Chusila Lee, DO1, William M. LaShomb, MD1, Christina Awad, MD2 1Brooke Army Medical Center, San Antonio, TX; 2San Antonio Uniformed services Health Education Consortium, San Antonio, TX Introduction: Isolated duodenal Crohn’s disease (CD) is an uncommon phenotype accounting for less than 1% of all Crohn’s disease cases. Severe ulceration & bleeding in duodenal Crohn’s is uncommon & little is known about the efficacy of small molecule therapies as rescue agents in these cases. We present a case of successful Upadacitinib (UPA) rescue therapy in a patient with isolated duodenal CD & life-threatening hemorrhage.
Case Description/
Methods: A 29-year-old male with 7 years of duodenal CD presented with abdominal pain & coffee-ground emesis. He was previously on infliximab (IFX) but had been lost to follow up. IFX antibodies were not detected suggesting loss of response was not due to antibody formation. CTA demonstrated gastric outlet obstruction (GOO) with duodenal stricture [1]. Initial EGD revealed cavernous dilation of the duodenal bulb & a distal stricture with oozing, friable mucosa [2]. As there was no specific bleeding target, no hemostatic therapy was used. Dilation was deferred given risk of perforation. Passage of an enteral feeding tube was attempted with an ultrathin endoscope, fluoroscopy & wire but ultimately failed. Biopsies confirmed Crohn’s without dysplasia or malignancy. Ileo-colonoscopy was normal.

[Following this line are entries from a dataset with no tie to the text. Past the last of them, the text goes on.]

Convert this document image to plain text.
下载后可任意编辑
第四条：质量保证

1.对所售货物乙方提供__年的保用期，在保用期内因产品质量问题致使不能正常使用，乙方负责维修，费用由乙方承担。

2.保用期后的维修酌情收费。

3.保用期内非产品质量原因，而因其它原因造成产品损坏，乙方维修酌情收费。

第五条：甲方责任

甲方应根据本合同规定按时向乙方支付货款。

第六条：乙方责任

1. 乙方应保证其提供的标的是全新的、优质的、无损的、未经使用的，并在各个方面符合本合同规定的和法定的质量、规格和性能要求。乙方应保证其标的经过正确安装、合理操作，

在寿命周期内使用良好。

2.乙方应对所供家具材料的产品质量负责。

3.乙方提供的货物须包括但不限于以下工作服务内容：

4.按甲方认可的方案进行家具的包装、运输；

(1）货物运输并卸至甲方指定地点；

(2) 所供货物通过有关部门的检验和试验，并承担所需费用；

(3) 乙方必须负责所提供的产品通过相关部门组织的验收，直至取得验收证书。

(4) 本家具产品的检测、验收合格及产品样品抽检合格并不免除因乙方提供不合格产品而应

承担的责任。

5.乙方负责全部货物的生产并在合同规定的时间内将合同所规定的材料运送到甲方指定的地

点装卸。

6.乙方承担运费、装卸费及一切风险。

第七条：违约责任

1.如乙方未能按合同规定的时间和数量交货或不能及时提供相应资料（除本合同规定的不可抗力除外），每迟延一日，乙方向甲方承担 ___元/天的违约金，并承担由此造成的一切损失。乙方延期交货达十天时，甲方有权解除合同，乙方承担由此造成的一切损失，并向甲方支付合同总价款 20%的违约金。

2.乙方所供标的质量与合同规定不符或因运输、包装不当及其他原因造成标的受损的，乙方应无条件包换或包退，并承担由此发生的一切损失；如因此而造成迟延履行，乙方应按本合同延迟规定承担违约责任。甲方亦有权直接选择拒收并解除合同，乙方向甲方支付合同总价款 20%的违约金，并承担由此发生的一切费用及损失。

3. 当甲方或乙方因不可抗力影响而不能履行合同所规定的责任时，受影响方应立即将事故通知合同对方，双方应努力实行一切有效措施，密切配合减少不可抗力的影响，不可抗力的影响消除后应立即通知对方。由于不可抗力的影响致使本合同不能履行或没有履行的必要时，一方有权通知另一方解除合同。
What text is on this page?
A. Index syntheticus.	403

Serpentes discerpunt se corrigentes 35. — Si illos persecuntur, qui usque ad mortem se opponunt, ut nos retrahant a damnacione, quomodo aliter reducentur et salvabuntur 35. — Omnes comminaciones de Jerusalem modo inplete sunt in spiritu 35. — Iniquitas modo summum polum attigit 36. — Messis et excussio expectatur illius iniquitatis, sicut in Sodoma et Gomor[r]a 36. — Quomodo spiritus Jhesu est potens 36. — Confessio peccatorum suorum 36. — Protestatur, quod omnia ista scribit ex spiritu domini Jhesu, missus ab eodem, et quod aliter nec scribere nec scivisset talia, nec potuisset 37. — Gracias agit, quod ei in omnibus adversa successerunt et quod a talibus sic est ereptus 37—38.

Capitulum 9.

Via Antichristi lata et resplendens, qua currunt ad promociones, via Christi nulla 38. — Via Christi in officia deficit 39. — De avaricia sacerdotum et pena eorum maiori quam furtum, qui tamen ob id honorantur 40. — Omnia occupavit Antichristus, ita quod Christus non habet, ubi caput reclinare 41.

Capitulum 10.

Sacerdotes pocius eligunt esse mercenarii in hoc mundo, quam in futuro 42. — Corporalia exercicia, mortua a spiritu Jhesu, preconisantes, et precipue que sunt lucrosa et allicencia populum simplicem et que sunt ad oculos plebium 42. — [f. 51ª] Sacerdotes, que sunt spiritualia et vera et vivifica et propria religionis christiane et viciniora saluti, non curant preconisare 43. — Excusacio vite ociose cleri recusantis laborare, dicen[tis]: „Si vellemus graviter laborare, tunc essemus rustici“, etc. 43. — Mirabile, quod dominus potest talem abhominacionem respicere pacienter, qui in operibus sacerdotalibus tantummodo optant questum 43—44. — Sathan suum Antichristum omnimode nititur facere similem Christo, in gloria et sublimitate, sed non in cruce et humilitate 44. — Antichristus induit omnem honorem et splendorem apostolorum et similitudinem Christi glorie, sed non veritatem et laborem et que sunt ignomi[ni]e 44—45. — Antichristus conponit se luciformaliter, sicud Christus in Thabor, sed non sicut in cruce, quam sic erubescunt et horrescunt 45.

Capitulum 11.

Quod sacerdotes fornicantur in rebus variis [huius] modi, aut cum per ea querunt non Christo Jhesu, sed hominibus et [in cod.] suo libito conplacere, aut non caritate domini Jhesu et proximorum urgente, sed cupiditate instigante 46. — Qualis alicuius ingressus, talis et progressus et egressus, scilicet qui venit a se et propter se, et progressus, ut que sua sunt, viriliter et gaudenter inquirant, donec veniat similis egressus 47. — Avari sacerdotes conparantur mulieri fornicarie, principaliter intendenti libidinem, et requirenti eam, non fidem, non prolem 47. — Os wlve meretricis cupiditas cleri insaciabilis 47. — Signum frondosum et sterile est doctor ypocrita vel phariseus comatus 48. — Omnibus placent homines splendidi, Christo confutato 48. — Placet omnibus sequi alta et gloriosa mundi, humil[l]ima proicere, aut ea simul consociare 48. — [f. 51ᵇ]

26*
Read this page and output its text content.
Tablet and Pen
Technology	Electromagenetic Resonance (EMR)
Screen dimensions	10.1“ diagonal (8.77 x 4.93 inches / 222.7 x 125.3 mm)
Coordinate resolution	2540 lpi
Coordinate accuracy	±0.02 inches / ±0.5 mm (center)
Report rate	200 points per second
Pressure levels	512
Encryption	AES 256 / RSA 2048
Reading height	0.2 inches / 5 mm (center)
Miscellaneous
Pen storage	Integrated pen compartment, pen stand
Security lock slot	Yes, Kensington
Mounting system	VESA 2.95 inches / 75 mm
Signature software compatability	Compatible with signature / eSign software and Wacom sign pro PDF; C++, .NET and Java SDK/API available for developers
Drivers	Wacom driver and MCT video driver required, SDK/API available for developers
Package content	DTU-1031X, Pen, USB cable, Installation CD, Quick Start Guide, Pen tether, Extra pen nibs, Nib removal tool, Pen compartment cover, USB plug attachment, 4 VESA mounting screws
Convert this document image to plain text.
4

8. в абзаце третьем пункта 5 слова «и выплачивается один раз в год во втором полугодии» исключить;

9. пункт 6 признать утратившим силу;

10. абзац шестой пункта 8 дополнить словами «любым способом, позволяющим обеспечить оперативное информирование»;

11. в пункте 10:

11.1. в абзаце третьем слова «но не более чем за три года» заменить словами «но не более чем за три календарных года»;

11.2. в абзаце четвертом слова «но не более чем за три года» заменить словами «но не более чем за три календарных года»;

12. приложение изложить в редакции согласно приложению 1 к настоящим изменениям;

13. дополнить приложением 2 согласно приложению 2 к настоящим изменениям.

IV corticosteroids were started, but bleeding persisted requiring 4 units of PRBC. Given a low albumin of 1.7g/dl and a concern for IFX loss of response, high dose (30mg BID) UPA was initiated as rescue therapy. Over multiple days, his transfusion requirement improved, and he was able to advance his diet to low residue, although on repeat upper endoscopy at ten days, a (now traversable) duodenal stricture persisted and was referred to surgery as an outpatient. He was transitioned to the standard UPA load prior to discharge. He has not required hospitalization for bleeding or outlet obstruction since. Discussion: Treatment of bleeding, stricturing duodenal CD presents many challenges. In our case, high dose corticosteroids were inadequate for rapid improvement of mucosal inflammation & bleeding. Loss of response with malnutrition & significant hypoalbuminemia made protein bound IFX a poor choice for rescue therapy. We chose to start high dose UPA (30mg BID), which is effective irrespective of albumin. While it is difficult to attribute the improvement solely to UPA, our patient was able to wean off steroids and remained free of additional hospitalization on monotherapy. He is being evaluated for surgical management for the stricture to include Whipple or duodenal stricturoplasty.
Figure: [1] CTA abdomen/pelvis demonstrating a gastric outlet obstruction with duodenal stricture
Figure: [2] EGD revealing cavernous dilation of the duodenal bulb & a distal stricture with oozing, friable mucosa
Disclosures: Chusila Lee indicated no relevant financial relationships. William LaShomb indicated no relevant financial relationships. Christina Awad indicated no relevant financial relationships.
Chusila Lee, DO1, William M. LaShomb, MD1, Christina Awad, MD2. P5527 - Upadacitinib Rescue Therapy for Bleeding Duodenal Crohn’s Disease: A Case Report, ACG 2025 Annual Scientific Meeting Abstracts. Phoenix, AZ: American College of Gastroenterology.